As
@bilby noted, the intellectual infrastructure for the broad enterprise we call science was laid by philosophy.
Now you might say that science has become completely separate from philosophy, but that is not true. As the aforementioned Norman Swartz (and more notably Einstein) said, bare data is not enough. You have to THINK ABOUT that data, and CONCEPTUALIZE and CONTEXTUALIZE it. Doing that, and how to do it, is philosophy,
Uranus isn’t fitting Newton’s paradigm. Shall we really ditch such a successful theory?
No. We find Neptune.
Mercury isn’t fitting Newton’s paradigm. Shall we really ditch such a successful theory?

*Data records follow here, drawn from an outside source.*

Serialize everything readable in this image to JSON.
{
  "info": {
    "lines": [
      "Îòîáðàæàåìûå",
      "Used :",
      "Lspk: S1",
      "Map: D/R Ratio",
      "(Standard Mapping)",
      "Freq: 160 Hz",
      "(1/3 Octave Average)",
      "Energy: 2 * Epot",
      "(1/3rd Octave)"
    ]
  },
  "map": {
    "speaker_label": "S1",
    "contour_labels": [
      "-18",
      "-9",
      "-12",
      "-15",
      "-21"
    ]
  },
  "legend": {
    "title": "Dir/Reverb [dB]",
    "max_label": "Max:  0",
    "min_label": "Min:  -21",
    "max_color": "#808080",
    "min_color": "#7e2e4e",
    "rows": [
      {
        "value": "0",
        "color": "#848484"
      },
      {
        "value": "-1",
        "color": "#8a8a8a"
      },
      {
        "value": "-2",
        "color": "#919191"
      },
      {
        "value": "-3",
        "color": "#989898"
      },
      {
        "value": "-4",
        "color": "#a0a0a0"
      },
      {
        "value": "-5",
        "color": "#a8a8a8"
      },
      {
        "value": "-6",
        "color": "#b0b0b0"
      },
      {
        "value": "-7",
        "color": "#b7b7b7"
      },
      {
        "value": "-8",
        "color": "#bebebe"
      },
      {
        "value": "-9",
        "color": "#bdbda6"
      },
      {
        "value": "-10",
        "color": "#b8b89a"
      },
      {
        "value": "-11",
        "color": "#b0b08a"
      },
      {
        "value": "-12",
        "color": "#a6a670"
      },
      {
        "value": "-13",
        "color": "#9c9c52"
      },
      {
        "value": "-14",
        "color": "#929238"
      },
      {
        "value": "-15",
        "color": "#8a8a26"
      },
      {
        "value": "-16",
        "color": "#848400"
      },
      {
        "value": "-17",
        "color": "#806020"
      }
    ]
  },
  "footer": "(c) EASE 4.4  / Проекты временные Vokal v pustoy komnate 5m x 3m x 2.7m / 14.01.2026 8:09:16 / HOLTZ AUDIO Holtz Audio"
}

Yes, we don’t find Vulcan. We find gravitational lensing.
But we don’t WHOLLY ditch Newton. We realize it works to a limit. It’s still great for getting us to Mars.
And so on.
Duhem-Quine. If Newton had known about this PHILOSOPHICAL CONCEPT, he might have questioned his assumptions about absolute space separate from absolute time and his assumption about Euclidean geometry. Recall, Newton PHILOSOPHIZED about gravity in a letter, wondering what such a “force” could be. He already had the PHILOSOPHICAL intimation that maybe it was not strictly a force at all.
Philosophy and science are always having metaphorical and metaphysical intercourse. I suppose physical intercourse would be more fun.
And none of this has anything to do with religion.